Marco Polo nella banconota da 1000 lire

La geografia delle città invisibili

La geografia delle città invisibili si spezza allo strappo della memoria per ogni libro di Italo Calvino venduto al banco, nostalgia insieme alla collezione di vecchie banconote di mille lire che ci ricordano il gusto dei gelati blob. Kublai, il Gran Kan non è mai esistito, per questo è reale. Ogni segno, ogni domanda, ogni interrogativo, ogni risposta è nelle pagine girate dal vento.

Marco Polo è l’abito indossato ad ogni carnevale per reinvintarmi una vita. E dov’è finito il futuro? Su quali rocce si è infranto? Dove le parole si sono stagliate in mille pezzi di vite attese?

Ogni pezzo di immaginazione perfetta ora giace nascosto nei libri spediti. A viaggiare sono stati solo i libri.
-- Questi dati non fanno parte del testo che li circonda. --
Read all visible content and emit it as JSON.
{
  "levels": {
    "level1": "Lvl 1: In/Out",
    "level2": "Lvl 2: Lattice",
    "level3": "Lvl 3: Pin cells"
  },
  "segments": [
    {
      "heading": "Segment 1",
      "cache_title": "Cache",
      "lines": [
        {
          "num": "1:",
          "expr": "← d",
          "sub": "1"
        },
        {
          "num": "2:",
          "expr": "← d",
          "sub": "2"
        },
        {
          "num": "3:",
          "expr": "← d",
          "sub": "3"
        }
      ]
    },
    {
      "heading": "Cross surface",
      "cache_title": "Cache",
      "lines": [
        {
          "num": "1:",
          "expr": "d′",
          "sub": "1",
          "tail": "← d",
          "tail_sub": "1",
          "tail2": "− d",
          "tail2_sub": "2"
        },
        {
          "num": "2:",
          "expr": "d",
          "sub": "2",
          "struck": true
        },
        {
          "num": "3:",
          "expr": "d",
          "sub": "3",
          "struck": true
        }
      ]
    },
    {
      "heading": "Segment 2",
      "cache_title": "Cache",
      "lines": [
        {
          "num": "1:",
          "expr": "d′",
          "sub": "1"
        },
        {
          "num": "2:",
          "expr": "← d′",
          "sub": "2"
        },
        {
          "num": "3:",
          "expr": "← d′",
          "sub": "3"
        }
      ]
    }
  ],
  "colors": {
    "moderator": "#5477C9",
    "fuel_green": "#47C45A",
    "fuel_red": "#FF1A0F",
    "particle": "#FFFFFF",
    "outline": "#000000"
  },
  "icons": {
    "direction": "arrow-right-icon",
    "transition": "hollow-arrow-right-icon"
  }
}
Le città invisibili sono ogni volume letto di notte al lume di una torcia nascosta sotto le lenzuola orientali.

Ogni impero è il suo confine interrotto da un nuovo viaggio, un segnale mesciuto allo spazio, al tempo, alla ricerca infinita e smisurata di uno specchio rotto.

La bellezza dell’imperfezione. Il viaggio dentro ognuno di noi. La fine ed il confine.